Museum director Kim Bender says despite any rumors swirling around, "I do not think that this house is haunted. Obviously because it's dark in here, it's an old Victorian, there's lots of woodwork, the shutters are closed and it gives a little bit of a spooky vibe.
"People always ask, 'Is it haunted?' And I think they really want it to be, but it's not."
But, she adds, the house still has some fascinating stories of the supernatural. The reception room, for instance, used to be the place where Heurich and his third wife, Amelia, held séances with a spiritual medium.
"The one story I really know in detail is that Mr. and Mrs. Heurich were having a séance in the reception room," Bender recalls. "And the medium said that she was in contact with Matilda, who was Mr. Heurich's second wife, who had died in the house. And she apologized to Christian for breaking a vase and blaming it on the servant, and all these years she has felt so guilty that the servant got blamed for breaking this.
"And Christian Heurich would have been the only person who knew the other side of that story, and it meant something to him. It made sense to him. So, maybe Matilda came and gave him a message just to clear her conscience!"
Past the reception room, through the elaborate dining room, one will find the conservatory: a room that's led to some of the ghostly myths about the house.
"There's a fountain that's made of marble," Bender says, "and it has etched on the top, an angel baby. That was Anna Marguerite, who was Heurich's daughter, who died when she was 9 months old. So this is a memorial fountain to her."
Anna Marguerite didn't die in the house. She died on the Heurich's farm, Belmont, in Prince George's County, on the present-day site of Prince George's Plaza. And yet, Bender says, "I've heard people who say they used to work here and they heard the baby's cries."

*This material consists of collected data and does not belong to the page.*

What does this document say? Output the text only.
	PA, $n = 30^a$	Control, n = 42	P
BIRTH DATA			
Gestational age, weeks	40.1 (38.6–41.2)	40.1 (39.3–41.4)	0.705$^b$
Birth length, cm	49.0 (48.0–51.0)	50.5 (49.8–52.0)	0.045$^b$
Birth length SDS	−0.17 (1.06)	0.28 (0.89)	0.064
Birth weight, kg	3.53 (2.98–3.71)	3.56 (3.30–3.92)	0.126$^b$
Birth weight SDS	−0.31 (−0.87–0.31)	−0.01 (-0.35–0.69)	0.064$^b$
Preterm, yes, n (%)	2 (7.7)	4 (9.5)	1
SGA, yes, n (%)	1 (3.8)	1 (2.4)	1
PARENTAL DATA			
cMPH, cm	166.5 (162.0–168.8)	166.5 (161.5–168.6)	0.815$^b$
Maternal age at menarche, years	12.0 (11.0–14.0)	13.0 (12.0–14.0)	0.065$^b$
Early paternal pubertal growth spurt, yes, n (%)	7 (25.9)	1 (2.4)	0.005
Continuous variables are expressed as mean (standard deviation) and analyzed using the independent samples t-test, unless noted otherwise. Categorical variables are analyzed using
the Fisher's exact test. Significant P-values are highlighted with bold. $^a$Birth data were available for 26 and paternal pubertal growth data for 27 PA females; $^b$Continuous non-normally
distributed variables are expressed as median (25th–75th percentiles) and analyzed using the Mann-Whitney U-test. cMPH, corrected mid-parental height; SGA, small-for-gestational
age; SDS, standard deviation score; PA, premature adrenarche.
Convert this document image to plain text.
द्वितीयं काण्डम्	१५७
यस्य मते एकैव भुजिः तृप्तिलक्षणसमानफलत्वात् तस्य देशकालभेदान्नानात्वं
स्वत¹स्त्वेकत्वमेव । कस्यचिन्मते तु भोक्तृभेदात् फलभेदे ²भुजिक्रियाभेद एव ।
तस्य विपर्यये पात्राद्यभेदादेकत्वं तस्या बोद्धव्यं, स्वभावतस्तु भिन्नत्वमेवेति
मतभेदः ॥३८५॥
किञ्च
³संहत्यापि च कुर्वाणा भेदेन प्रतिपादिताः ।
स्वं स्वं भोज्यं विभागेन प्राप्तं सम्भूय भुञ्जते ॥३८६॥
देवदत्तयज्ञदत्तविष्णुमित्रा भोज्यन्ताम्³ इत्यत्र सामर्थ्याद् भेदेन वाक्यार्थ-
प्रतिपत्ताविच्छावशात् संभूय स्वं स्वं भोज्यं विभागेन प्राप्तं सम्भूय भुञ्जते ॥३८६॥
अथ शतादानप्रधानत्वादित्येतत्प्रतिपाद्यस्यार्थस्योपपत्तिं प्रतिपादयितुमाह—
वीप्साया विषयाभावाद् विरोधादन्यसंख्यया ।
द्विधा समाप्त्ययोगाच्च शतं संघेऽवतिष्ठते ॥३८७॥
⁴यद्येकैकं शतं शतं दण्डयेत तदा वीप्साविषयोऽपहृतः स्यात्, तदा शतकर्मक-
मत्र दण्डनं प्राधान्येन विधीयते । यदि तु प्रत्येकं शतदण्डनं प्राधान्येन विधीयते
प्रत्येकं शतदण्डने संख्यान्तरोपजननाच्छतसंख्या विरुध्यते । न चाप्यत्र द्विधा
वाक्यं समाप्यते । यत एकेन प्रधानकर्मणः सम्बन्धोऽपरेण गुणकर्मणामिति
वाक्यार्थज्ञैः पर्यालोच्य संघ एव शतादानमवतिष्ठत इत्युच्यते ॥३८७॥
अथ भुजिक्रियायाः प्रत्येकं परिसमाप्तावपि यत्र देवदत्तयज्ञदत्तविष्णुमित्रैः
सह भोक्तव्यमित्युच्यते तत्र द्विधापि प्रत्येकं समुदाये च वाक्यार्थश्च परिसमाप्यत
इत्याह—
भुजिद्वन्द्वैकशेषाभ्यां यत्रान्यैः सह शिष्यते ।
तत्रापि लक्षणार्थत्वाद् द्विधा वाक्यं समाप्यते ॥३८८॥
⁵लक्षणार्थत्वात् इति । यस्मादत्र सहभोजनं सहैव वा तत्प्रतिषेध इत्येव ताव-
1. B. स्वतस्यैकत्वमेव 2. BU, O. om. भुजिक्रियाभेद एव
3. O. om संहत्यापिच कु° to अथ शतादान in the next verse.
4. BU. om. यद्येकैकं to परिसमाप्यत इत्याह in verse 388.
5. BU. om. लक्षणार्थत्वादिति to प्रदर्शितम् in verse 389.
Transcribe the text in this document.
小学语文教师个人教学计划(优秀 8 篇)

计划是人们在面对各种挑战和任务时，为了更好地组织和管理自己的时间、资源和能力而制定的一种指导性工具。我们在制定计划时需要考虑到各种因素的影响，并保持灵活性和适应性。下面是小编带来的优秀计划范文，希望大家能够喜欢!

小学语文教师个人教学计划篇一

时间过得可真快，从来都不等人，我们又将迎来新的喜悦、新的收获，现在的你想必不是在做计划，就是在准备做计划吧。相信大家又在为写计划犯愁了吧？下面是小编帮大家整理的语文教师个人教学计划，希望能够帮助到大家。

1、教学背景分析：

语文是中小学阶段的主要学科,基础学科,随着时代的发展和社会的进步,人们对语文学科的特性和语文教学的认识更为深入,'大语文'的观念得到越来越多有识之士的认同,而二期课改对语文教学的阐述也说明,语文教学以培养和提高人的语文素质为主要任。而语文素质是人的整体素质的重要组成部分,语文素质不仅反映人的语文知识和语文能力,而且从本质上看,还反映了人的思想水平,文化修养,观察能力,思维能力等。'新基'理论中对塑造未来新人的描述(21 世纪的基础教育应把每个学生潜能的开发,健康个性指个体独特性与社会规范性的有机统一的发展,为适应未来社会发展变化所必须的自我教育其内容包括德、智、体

But, she adds, "I don't believe it. Because, the funny thing about this building is that even though it's made of concrete and steel and it sort of protects the sound, if people walk by the house you can actually hear them. So I'm sure that that's what happened!"
Bender may be a skeptic when it comes to the Heurich House's ghostly lore, but she confesses there is one room that gives her pause: the 2nd-floor master bedroom, "where anyone who has died in this house, they died in this bedroom."
Mr. Heurich died in that room when he was nearly 103 years old. The third Mrs. Heurich, Amelia, died there in 1956.
But again, even if the master bedroom does send a few shivers up Bender's spine, and even if the house did play host to more than a few séances, she says really, the Heurich House has more of a "peaceful feeling" than anything else.
"The stories about it being haunted have never been proven to me, and I've been here for two years," she says. "And my predecessor was here for almost six years and he actually lived in the building and he never experienced anything.
"So I'm going to stick with that story until something proves otherwise!"